Altman's nomination was by no means a sure thing, since the 76-year-old iconoclast had been left off of the DGA's list of nominees. As a general rule, the DGA winner takes the directing Oscar -- and only very rarely will a director receive an Oscar nomination without at least being nominated by the DGA.
This is Altman's fifth Oscar nomination.
"In the Bedroom" -- featuring best actress and actor nominees Sissy Spacek and Tom Wilkinson as a professional couple whose lives are shattered by the violent murder of their only child -- also earned nominations for supporting actress (Marisa Tomei), director (Todd Field) and adapted screenplay (Field and Rob Festinger).
The list of Oscar nominees for best picture is close to, but not entirely consistent with, the list of nominees for the Darryl F. Zanuck Producer of the Year Award -- the Producers Guild of America's best picture award. The PGA nominated "A Beautiful Mind," "Harry Potter and the Sorcerer's Stone," "The Lord of the Rings: The Fellowship of the Ring," "Moulin Rouge" and "Shrek."
"Shrek" may have won the box-office battle and collected more nominations and honors than "Monsters, Inc." during the awards season so far, but the Academy rewarded "Monsters, Inc." with twice as many nominations -- four -- as "Shrek" got.
Both are up for the new category, best animated feature, along with "Jimmy Neutron: Boy Genius." "Shrek" is nominated for best adapted screenplay, while "Monsters, Inc." is up for sound editing and for Randy Newman's score and song, "If I Didn't Have You."
Newman has been nominated for best song eight times, and best score five times, but has never won an Oscar.
John Williams bagged two Oscar nominations this time around -- one for "A.I. Artificial Intelligence," and one for "Harry Potter and the Sorcerer's Stone." With 41 nominations, Williams is the most nominated living person. Only Walt Disney with 64 and Alfred Newman (Randy's uncle) with 45 earned more Oscar nominations than Williams.
"Black Hawk Down" was limited to four nominations -- one of those for best director for Ridley Scott. The others are for the technical categories of cinematography, film editing and sound.
"Ali," which arrived in theaters at Christmas amid considerable Oscar buzz, was held to just two nominations -- a best actor mention for Will Smith as legendary heavyweight boxing champion Muhammad Ali, and a supporting actor nomination for Jon Voight's uncanny performance as the legendary broadcaster Howard Cosell.

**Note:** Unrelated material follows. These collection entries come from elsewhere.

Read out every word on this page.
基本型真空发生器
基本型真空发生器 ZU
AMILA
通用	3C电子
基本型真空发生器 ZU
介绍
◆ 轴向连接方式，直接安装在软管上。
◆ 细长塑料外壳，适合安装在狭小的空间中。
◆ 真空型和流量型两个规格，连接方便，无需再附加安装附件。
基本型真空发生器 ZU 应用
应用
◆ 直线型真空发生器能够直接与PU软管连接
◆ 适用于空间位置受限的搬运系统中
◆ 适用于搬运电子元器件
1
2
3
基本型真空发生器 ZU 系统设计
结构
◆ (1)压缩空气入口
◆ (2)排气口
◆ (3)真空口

"Training Day," a rogue cop story that helped restore vitality to the U.S. box office soon after the Sept. 11 terrorist attacks, earned two nominations -- best actor for Denzel Washington as an unorthodox cop, and supporting actor for Ethan Hawke as his new, fresh-faced partner. It's Washington's nomination, and his third for best actor. He won the supporting actor Oscar in 1989 for "Glory."

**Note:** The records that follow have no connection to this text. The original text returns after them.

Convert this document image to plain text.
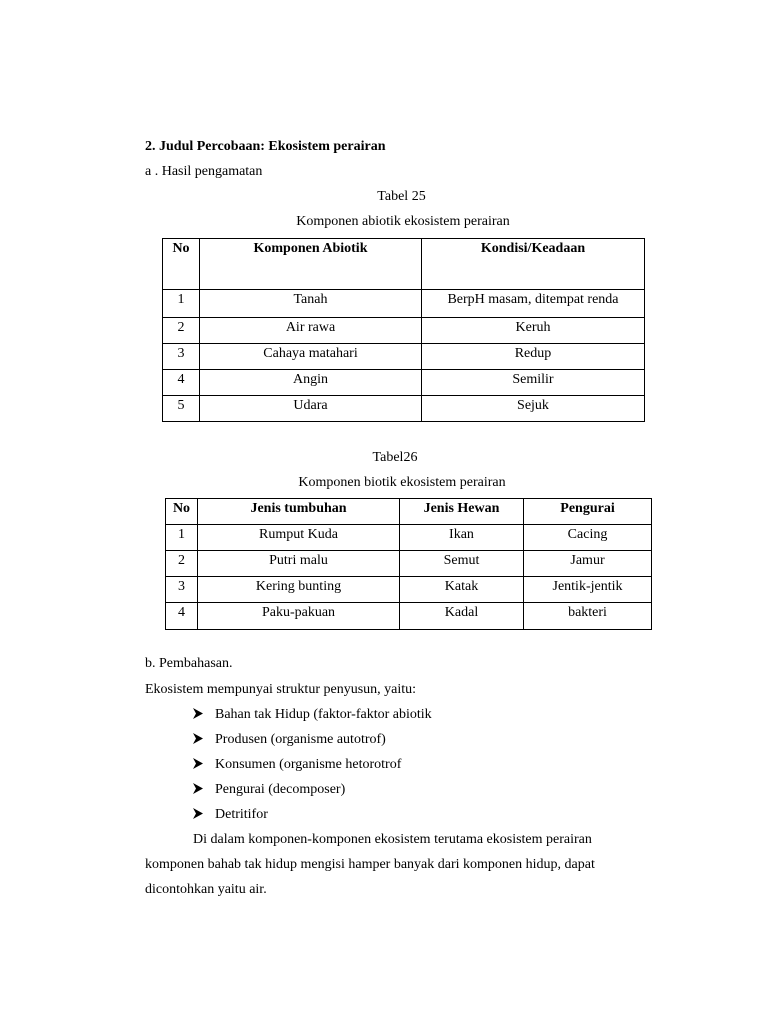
2. Judul Percobaan: Ekosistem perairan
a . Hasil pengamatan
Tabel 25
Komponen abiotik ekosistem perairan
No	Komponen Abiotik	Kondisi/Keadaan
1	Tanah	BerpH masam, ditempat renda
2	Air rawa	Keruh
3	Cahaya matahari	Redup
4	Angin	Semilir
5	Udara	Sejuk
Tabel26
Komponen biotik ekosistem perairan
No	Jenis tumbuhan	Jenis Hewan	Pengurai
1	Rumput Kuda	Ikan	Cacing
2	Putri malu	Semut	Jamur
3	Kering bunting	Katak	Jentik-jentik
4	Paku-pakuan	Kadal	bakteri
b. Pembahasan.
Ekosistem mempunyai struktur penyusun, yaitu:
Bahan tak Hidup (faktor-faktor abiotik
Produsen (organisme autotrof)
Konsumen (organisme hetorotrof
Pengurai (decomposer)
Detritifor
Di dalam komponen-komponen ekosistem terutama ekosistem perairan
komponen bahab tak hidup mengisi hamper banyak dari komponen hidup, dapat
dicontohkan yaitu air.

Kate Winslet and Judi Dench were nominated for playing the same character at different stages of life -- the writer Iris Murdoch in "Iris." The only other time that two actresses were nominated for playing the same character in the same film was 1997, when Winslet and Gloria Stuart were nominated for their performances as Rose DeWitt Bukater in "Titanic."

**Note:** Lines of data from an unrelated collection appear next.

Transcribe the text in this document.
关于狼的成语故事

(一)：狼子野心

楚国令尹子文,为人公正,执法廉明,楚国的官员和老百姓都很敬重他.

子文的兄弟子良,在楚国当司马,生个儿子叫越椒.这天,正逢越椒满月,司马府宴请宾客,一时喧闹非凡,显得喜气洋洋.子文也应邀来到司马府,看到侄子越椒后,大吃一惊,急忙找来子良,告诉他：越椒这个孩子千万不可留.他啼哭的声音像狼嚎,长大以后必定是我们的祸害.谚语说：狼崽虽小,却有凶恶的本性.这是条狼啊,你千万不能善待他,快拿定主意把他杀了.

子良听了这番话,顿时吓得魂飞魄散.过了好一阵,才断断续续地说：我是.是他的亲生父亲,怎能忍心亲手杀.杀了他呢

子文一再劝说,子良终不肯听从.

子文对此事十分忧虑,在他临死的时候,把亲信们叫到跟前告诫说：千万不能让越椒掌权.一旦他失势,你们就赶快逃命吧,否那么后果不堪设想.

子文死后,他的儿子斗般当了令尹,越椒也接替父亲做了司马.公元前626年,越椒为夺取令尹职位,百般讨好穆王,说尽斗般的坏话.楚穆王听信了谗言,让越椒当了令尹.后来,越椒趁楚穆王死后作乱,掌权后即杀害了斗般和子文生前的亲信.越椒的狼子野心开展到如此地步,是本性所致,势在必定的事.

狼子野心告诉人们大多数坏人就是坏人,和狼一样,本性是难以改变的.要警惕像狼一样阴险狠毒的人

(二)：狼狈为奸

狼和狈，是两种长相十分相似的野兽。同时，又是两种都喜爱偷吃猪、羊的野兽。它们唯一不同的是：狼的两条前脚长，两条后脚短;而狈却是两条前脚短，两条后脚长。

This is Dench's fourth Oscar nomination. She won for best supporting actress in 1998 for "Shakespeare in Love."
"The Lord of the Rings: The Fellowship of the Ring" didn't quite measure up to "Harry Potter and the Sorcerer's Stone" at the box office, but the hobbits iced the wizards and witches in the Oscar sweepstakes, as "Harry Potter" only managed to conjure up three nominations -- for art direction, costume design and original score.
Benefiting from a typically aggressive campaign by its distributor, Miramax, "Amélie" came through with five nominations -- including best foreign-language film, original screenplay, art direction, cinematography and sound.